Like all of us, the legendary British architect has been working from home, an irony for the man who introduced the concept of ‘lifestyle’ into the workplace. With the recently completed $5-billion Apple Park in Cupertino, California, Foster + Partners rolled out the conceit to what is effectively a small town of 12,000 people. But in the age of COVID‑19, has the idea reached its sell-by date?
A portrait by Andrew Ayers, published in AA 436, now available on our online shop.
Coronavirus oblige, Baron Foster of Thames Bank is at home. Which in this instance means Sankt Moritz, Switzerland, one of several properties owned by the peer of the realm who, in 2010, renounced his seat in the House of Lords, granted him under Tony Blair in 1999, when new legislation outlawed parliamentarians who are either non‑resident in the U.K. or decline to be taxed by Her Majesty’s Revenue and Customs on income earned abroad. For as well as being one of the world’s most successful architects, the working-class lad from Manchester, born in 1935, is also an extremely successful businessman, whose net worth in 2016 was estimated at £170 million. In a profession that rarely brings serious wealth, this is unusual, but perhaps not so surprising when one considers that he has made it his business to understand the needs of, well, business in countless commissions over the course of his six‑decade career.
“In the 1960s, your typical office or factory was really grotty,” says Foster of the British working environment he returned to after obtaining his M. Arch. at Yale in 1962. “Your office was likely linoleum on the floor with a chipped wooden desk, your factory floor was almost certainly appalling, as were the facilities — absolutely indescribable bathrooms in a remote building, and management rigidly separated, with their own set of sanitary facilities.”
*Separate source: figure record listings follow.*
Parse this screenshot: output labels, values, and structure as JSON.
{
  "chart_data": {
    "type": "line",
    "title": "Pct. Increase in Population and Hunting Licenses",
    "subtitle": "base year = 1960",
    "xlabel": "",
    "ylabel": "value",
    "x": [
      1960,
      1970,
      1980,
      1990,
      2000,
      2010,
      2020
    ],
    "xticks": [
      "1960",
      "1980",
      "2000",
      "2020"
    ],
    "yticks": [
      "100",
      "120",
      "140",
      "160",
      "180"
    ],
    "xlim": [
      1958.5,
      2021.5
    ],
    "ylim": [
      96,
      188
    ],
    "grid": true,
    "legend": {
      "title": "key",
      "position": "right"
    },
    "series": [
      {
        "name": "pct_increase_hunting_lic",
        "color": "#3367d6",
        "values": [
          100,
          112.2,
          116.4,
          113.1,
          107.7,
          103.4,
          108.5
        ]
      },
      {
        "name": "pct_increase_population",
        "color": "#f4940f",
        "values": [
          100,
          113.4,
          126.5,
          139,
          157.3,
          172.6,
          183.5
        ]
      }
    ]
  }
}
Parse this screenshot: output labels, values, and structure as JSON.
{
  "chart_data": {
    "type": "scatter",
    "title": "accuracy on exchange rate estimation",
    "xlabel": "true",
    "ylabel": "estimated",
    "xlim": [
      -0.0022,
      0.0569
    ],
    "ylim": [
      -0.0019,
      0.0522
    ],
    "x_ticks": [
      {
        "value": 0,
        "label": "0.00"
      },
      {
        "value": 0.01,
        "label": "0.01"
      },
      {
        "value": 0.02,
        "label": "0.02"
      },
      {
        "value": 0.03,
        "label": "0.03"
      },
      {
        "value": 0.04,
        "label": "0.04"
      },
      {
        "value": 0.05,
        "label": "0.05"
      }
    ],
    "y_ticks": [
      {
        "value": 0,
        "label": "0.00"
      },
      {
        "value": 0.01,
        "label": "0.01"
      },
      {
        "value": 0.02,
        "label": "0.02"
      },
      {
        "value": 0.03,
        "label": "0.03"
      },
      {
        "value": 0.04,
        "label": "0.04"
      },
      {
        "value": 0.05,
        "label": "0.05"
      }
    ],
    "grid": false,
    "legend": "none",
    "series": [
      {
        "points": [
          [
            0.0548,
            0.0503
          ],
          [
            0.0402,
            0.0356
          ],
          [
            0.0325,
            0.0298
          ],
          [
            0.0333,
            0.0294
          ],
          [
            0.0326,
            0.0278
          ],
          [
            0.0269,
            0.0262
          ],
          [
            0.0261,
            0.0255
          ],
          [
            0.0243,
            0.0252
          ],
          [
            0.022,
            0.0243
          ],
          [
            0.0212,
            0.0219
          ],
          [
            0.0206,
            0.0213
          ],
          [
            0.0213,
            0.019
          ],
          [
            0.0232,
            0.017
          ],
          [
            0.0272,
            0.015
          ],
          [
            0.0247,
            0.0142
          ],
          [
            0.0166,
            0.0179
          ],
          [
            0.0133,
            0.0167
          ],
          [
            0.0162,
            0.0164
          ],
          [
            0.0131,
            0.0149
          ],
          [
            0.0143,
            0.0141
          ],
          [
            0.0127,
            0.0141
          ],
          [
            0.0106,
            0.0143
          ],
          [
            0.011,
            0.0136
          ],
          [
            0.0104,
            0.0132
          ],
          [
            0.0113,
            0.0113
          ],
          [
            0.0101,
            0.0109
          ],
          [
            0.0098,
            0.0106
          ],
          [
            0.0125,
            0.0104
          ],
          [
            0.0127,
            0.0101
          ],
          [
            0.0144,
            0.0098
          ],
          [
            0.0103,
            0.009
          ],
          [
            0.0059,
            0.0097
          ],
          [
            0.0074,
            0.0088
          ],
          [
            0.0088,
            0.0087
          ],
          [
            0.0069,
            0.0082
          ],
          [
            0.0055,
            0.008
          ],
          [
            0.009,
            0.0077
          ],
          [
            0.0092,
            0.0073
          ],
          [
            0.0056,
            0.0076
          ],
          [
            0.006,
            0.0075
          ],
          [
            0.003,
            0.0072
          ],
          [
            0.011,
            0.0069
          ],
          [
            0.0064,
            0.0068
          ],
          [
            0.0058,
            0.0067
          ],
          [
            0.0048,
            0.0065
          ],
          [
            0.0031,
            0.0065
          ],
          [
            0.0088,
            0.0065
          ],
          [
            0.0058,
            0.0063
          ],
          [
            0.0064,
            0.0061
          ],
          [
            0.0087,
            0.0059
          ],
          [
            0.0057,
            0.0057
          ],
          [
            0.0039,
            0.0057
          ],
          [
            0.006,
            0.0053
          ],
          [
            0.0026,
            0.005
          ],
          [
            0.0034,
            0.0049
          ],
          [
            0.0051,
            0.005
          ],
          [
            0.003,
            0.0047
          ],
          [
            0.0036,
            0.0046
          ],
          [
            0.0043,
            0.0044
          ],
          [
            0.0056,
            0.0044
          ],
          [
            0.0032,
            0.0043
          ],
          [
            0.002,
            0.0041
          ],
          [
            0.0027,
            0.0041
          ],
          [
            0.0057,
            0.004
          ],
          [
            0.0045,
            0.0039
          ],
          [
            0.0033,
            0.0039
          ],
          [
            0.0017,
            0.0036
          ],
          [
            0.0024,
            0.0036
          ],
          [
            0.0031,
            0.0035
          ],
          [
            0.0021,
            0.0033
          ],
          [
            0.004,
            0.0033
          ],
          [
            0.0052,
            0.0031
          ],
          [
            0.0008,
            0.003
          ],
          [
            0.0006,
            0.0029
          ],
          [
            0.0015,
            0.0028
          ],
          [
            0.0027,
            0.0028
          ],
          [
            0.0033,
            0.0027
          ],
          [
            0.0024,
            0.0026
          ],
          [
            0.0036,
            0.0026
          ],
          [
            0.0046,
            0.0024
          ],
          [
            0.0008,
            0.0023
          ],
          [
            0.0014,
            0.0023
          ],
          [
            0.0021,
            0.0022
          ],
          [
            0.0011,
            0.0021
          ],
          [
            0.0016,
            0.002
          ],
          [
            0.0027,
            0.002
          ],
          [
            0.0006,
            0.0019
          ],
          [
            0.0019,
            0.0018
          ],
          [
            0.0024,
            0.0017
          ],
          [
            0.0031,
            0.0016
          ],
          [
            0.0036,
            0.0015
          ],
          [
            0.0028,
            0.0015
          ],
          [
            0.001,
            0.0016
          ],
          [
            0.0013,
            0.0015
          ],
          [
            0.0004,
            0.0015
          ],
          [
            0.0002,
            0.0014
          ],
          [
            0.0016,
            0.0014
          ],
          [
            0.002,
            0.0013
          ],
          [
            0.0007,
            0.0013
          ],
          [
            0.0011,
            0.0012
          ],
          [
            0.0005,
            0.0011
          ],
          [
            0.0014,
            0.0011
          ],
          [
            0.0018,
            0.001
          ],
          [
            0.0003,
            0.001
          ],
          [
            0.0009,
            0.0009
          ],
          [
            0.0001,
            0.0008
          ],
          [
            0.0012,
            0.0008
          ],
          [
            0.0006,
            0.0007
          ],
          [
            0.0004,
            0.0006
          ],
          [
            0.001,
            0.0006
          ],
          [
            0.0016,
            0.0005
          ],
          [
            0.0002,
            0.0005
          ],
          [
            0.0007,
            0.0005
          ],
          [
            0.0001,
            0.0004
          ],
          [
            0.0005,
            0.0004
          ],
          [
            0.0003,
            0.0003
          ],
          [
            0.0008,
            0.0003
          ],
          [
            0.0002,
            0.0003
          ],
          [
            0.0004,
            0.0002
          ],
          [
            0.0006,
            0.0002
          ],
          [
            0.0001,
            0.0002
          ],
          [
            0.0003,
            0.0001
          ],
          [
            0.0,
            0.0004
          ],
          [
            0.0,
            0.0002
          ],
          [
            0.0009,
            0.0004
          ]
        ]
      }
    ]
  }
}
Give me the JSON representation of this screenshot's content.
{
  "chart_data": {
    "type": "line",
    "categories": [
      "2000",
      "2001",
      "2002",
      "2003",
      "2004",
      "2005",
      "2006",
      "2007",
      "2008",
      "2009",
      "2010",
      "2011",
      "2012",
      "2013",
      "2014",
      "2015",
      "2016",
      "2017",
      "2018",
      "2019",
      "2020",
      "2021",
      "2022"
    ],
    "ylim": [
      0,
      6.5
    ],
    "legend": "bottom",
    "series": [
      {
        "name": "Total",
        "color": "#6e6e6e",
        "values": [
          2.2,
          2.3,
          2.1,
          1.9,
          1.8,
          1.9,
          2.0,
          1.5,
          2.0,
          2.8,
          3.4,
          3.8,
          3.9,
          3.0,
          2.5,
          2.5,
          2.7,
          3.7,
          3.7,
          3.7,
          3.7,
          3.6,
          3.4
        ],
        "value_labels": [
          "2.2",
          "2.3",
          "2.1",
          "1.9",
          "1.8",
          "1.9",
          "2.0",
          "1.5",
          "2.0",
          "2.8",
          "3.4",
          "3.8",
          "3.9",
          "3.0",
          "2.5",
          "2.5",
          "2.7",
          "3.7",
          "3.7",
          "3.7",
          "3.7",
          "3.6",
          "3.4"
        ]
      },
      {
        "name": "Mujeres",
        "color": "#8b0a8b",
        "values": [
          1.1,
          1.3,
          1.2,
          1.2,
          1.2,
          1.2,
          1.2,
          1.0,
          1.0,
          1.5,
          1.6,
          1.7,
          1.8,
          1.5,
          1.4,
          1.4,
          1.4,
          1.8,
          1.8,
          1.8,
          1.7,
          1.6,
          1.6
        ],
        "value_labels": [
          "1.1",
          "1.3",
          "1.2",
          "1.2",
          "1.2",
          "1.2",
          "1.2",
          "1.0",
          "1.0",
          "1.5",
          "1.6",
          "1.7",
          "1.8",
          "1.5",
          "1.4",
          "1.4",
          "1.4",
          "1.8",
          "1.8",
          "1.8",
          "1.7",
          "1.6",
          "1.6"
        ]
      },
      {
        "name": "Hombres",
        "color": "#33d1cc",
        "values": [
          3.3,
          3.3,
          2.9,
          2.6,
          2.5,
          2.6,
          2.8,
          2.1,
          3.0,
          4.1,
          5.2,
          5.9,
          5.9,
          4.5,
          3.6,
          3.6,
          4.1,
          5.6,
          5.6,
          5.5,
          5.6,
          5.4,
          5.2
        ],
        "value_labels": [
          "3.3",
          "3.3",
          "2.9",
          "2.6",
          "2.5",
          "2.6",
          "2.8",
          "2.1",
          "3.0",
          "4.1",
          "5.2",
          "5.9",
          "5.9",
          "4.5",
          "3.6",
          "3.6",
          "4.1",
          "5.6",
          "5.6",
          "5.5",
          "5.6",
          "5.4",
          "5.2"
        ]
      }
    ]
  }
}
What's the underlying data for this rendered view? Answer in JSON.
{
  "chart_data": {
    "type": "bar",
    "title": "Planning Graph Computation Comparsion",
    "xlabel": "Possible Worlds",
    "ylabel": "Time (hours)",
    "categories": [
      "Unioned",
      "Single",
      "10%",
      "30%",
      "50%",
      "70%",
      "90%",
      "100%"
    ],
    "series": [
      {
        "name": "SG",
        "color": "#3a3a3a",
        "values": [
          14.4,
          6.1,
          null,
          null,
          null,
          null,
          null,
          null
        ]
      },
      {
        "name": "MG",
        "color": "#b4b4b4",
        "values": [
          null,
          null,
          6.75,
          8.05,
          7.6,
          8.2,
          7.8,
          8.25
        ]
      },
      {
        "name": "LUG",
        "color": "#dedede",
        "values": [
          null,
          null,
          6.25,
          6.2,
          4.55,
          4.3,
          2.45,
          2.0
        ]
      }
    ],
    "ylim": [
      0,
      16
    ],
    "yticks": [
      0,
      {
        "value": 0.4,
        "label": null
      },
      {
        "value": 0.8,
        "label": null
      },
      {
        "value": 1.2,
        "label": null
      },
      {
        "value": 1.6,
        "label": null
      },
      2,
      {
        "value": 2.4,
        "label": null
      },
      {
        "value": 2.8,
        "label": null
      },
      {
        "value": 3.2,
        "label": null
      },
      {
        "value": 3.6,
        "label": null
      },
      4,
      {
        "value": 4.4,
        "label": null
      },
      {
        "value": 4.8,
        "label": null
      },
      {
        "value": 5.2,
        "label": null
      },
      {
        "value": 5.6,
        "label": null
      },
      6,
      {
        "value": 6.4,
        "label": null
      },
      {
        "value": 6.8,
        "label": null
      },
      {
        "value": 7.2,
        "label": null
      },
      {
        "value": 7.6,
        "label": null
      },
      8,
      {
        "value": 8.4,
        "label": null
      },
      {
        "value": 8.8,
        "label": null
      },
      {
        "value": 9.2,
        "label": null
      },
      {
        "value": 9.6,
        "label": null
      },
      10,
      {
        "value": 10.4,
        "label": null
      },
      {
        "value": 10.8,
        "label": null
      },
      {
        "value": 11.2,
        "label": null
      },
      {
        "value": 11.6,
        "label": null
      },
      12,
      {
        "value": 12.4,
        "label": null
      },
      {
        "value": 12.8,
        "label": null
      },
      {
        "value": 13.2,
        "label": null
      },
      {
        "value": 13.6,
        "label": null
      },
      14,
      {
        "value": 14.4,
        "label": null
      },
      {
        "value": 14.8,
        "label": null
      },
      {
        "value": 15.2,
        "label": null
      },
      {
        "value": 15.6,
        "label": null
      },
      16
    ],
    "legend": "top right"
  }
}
A situation that his first firm, Team 4 — a partnership with Richard Rogers, whom Foster had befriended at Yale, Rogers’s wife Su, and Wendy Cheesman, whom Foster would soon marry —, set out to revolutionise at Reliance Controls, an electronics factory in Swindon (1967). “I described it as a democratic pavilion,” says Foster of the pristine prefabricated steel shed where “there was one set of bathrooms, one entrance, one series of finishes, one canteen, all under one roof. It challenged the ‘we’ and ‘they’, back and front, clean and dirty, posh and scruffy, blue collar white collar.”
After Team 4 split that same year, Norman and Wendy founded Foster & Associates, but were desperately short of work. It was this that led to their breakthrough building, the Fred. Olsen amenity at London’s Millwall Docks (1970), a project Foster invented from scratch and persuaded the Norwegian shipping firm it needed when all they’d initially asked for was a modest toilet and shower block for the stevedores.